El texto esta incluido en el libro “Escritos de Pediatría y Psicoanálisis” y dentro del mismo se presentan dos ponencias de DWW, una del año 1950 y otra de 1955. Con un estilo denso, poco habitual en él, se propone relacionar la agresividad individual con los fenómenos sociales, diciendo que para ello se hace necesario conocer las raíces profundas de la misma.

Para el autor el origen de la agresividad esta dado desde la movilidad intrauterina, junto a las primeras expresiones amorosas. Así afirma que “el erotismo oral reúne una serie de elementos agresivos”. (Winnicott, 1950. Pág. 282)

En cuanto al desarrollo emocional temprano, distingue una fase muy primitiva de “preinquietud” en la cual la agresión forma parte del amor. Por lo tanto la pérdida de la agresión en estas fases puede llevar a la pérdida de la capacidad de amar. Luego describe una fase intermedia en la que hay preocupación por el resultado de las propias acciones (podríamos decir, un reconocimiento temprano de otro) que tendría como consecuencia el sentimiento de culpa, referido al daño que se podría haber producido a la persona amada. Aquí relaciona estos sentimientos con la actividad social posterior del individuo y de alguna manera retoma el planteo inicial de la agresividad y los fenómenos sociales. A la tercera fase la llama “total personal” y en ella se dan las relaciones interpersonales, las situaciones triangulares y la diferenciación conciente inconciente.

El apartado titulado “Crecimiento del mundo interno”, sección muy winnicotiana por cierto, describe el estado de salud como aquel en el que existe una buena interacción entre mundo interno-mundo externo. “El niño extiende una especie de puentes (juegos, sueños, etc.) entre uno y otro” (Ib. Pág. 286). Con ejemplos muestra como en un niño la agresión que viene del mundo externo y no puede ser tramitada en el mundo interno, vuelve aparecer puesta en el afuera.

La segunda parte del artículo lleva como título: “Las raíces precoces de la agresividad”. Allí  Winnicott se pregunta, “¿(…) la agresión viene de la ira suscitada por la frustración o bien tiene una raíz propia?” (Ib. Pág. 289). A modo de respuesta sostiene que la agresión desde el comienzo es reactiva a la insatisfacción de las necesidades del ello y que para hablar de destrucción es necesario pensar en un yo integrado y organizado que pueda sentir ira. “Por tanto el odio no es posible decir que exista en las fases precoces” (Ib. Pág. 290). Nos preguntamos nosotros ¿son afectos diferentes ira y frustración o la diferencia esta dada por el nivel de estructuración psíquica y la capacidad de elaboración que esta conlleva?

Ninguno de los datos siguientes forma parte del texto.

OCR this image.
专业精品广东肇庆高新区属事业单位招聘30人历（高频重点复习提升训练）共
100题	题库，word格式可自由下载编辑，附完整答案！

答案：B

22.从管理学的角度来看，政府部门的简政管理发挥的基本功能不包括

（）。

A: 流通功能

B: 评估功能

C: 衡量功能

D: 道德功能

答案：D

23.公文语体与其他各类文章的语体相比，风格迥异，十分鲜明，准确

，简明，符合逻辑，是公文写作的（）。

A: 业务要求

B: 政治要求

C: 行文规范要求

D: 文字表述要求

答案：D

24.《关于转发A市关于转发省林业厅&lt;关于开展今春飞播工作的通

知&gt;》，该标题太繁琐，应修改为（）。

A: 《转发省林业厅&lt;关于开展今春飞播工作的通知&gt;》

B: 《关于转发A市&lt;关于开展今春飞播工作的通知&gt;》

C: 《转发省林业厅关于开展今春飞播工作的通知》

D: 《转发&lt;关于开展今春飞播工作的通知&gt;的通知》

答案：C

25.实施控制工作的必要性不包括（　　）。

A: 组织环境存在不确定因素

Continua nuestro autor rastreando en la prehistoria del elemento agresivo, afirma que una madre suficientemente buena expresa el amor en términos físicos, se identifica y adapta a las necesidades del yo incipiente y así posibilita al bebé ir integrándose y tolerando la hostilidad. Cuando esto no sucede el niño puede sentirse atacado y reaccionar contra estos ataques replegándose sobre si mismo.

Las experiencias de agresividad, si todo va bien, implican operatorias de separación, de existencia, es más, nos dice DWW: “la suma de experiencias de movilidad (agresividad primaria podríamos llamarla también) contribuye a la capacidad individual para comenzar a existir” (Ib. Pág. 294).

En el apartado “Sobre la naturaleza externa de los objetos”, nos plantea que en la salud hay una fusión de componentes eróticos y agresivos. En las primeras fases del desarrollo las experiencias eróticas se producen cuando el objeto es “subjetivamente concebido, personalmente creado” (Ib. Pág. 295). Es el componente agresivo el que permite la separación del yo de un objeto externo.

“El niño vive gracias a que se lo seduce hacia una experiencia erótica, pero aparte de la experiencia erótica que nunca da sensación de ser real, se halla una vida reactiva, puramente agresiva y que depende de la experiencia de oposición” (Ib. Pág. 298). Es decir de la frustración óptima que la madre suficientemente buena permite a su niño.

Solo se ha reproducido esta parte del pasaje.